Esta erupción se compone de pequeños puntos rojos escarlata, del tamaño de una cabeza de alfiler o menores y tan próximos entre sí que parecen confluentes. Tienden a ser ligeramente prominentes, por lo que la piel resulta algo áspera al tacto. Alrededor del quinto día desaparece la fiebre y se inicia la descamación de las lesiones cutáneas.

En la mayoría de los casos termina aquí la enfermedad. En ocasiones sigue la segunda enfermedad escarlatinosa, en la que las manifestaciones pueden ser mucho más graves. Se caracteriza por un segundo acceso febril, inflamación generalizada de los ganglios, nefritis, afectación del músculo del corazón (carditis escarlatinosa), dolores en las articulaciones, etc.

En una tercera fase pueden aparecer complicaciones supuradas, de localizaciones muy dispares.

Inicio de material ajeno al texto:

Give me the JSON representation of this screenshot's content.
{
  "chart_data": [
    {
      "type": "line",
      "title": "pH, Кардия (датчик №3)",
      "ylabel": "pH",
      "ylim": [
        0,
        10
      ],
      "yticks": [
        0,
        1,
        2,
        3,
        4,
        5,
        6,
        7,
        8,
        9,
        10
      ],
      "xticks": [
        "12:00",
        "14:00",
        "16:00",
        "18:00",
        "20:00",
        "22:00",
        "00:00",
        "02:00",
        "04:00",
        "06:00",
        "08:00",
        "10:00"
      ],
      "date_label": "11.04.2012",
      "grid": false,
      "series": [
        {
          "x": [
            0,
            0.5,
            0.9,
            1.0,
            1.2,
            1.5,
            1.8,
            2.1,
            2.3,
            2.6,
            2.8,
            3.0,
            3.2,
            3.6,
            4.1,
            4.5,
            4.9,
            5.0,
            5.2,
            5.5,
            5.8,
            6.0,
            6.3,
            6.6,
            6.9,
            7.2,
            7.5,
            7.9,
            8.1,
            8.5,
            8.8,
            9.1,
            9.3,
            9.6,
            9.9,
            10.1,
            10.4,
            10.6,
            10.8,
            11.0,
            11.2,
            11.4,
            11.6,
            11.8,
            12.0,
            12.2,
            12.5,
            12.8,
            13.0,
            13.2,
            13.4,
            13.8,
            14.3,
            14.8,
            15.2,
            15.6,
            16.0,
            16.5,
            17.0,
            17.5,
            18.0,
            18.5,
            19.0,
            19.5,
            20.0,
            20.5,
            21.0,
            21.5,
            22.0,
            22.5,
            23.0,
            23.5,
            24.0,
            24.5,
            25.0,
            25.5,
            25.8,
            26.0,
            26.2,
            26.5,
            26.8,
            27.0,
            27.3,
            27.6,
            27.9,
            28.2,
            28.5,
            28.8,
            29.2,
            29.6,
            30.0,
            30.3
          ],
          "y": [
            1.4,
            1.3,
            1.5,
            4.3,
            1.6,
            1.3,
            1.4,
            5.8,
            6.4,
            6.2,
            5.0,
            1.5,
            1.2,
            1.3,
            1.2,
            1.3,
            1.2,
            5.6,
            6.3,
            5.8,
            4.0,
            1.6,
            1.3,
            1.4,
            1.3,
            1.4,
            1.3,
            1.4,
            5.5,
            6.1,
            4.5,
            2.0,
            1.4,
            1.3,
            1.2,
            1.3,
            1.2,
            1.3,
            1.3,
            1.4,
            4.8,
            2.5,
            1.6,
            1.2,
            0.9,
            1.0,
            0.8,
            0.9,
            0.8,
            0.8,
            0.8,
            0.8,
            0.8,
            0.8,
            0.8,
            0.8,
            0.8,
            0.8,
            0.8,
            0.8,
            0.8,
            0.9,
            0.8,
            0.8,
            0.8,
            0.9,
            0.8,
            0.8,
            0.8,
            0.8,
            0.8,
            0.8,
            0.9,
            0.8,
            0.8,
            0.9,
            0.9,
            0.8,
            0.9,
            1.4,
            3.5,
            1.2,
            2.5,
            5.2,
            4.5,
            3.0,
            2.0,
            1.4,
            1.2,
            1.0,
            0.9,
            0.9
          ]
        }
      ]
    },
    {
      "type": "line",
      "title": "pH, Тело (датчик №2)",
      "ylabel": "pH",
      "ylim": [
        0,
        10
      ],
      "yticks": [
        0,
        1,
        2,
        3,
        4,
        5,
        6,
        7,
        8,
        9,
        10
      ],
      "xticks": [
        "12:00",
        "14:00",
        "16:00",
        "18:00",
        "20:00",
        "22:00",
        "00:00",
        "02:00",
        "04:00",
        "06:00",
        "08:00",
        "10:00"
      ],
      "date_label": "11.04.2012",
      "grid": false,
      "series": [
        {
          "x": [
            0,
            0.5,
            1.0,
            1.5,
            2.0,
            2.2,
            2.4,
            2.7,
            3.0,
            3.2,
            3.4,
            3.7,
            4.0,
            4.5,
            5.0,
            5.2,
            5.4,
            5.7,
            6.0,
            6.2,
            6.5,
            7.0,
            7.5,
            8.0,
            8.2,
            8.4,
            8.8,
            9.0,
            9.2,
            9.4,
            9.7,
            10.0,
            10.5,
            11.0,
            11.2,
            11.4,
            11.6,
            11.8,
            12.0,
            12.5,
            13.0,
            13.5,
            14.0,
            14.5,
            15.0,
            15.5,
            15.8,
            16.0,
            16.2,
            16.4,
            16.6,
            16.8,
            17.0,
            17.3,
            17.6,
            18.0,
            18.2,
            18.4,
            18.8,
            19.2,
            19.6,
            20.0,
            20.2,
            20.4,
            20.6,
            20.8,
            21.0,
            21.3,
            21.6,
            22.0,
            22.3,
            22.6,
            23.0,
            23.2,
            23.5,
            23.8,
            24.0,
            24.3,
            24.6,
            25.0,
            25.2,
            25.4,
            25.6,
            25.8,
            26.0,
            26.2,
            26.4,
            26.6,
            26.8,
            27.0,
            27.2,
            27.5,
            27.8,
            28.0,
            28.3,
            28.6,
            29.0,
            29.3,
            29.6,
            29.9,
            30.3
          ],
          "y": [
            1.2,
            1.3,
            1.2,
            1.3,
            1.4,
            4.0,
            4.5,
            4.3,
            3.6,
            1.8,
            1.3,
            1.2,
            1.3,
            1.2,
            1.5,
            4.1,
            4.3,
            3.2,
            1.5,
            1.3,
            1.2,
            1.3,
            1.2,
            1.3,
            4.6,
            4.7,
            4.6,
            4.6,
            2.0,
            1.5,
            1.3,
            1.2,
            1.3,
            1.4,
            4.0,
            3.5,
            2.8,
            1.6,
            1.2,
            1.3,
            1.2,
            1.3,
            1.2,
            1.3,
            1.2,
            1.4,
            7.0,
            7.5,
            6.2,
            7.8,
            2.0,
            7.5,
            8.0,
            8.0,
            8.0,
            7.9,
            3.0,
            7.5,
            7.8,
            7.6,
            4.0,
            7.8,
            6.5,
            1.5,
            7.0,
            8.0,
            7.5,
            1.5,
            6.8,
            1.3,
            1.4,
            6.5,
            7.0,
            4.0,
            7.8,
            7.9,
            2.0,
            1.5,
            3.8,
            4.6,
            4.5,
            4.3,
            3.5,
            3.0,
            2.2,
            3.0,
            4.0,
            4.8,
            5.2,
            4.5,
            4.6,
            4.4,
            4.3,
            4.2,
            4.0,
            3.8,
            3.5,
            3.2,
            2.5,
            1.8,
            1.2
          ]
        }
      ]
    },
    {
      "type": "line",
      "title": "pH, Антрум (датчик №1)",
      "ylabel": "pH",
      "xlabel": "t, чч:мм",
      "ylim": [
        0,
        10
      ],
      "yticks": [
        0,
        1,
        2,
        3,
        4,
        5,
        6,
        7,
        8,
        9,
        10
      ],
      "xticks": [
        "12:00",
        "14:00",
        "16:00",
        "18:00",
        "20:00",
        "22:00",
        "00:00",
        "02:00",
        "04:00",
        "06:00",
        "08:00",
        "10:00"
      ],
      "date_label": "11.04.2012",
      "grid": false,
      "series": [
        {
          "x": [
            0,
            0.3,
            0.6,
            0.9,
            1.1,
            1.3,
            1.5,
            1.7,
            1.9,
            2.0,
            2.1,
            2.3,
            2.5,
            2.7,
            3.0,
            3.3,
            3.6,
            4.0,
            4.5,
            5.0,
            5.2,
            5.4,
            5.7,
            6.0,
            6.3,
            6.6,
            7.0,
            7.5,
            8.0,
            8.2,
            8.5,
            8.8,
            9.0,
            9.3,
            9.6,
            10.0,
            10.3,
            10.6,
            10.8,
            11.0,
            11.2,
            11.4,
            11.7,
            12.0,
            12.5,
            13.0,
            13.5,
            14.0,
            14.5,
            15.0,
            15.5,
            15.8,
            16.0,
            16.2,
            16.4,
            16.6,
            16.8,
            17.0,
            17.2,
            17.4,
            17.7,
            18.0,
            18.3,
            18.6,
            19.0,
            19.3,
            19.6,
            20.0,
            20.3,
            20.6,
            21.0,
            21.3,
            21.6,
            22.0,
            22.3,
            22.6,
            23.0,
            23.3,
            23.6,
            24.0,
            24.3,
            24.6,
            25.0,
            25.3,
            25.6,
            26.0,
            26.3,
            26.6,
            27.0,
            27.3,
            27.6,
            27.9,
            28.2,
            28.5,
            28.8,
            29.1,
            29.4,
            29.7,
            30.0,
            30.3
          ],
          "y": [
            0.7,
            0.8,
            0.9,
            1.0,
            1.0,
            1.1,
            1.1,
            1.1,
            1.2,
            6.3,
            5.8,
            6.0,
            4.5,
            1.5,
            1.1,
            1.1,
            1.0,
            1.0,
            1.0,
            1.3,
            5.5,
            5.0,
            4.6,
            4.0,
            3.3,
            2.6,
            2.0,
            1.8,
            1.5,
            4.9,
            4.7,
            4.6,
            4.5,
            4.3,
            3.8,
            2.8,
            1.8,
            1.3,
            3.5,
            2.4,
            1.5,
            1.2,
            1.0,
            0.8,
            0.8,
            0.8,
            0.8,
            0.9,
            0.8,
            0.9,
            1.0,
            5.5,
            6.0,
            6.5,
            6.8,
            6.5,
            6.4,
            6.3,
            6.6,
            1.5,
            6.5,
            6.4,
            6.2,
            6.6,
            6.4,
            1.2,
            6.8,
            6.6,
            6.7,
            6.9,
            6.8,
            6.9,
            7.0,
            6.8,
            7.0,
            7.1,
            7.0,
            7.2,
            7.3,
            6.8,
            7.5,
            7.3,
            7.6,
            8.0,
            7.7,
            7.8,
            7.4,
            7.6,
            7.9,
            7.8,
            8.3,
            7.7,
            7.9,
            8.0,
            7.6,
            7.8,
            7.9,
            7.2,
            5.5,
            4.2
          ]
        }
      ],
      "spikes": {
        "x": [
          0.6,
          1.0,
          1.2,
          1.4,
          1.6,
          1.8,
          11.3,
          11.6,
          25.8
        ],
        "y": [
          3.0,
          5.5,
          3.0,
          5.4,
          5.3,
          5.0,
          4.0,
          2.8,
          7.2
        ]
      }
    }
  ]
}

Antes era especialmente frecuente y grave la otitis media supurada, que en niños muy pequeños podía conducir a la sordomudez.

La gravedad de la escarlatina difiere considerablemente de una a otra persona y de una a otra epidemia. En la actualidad se observan casi exclusivamente formas leves o muy leves, en las que las complicaciones son muy poco frecuentes; ello se debe principalmente al empleo de la penicilina G, medicamento de elección para el tratamiento de la escarlatina.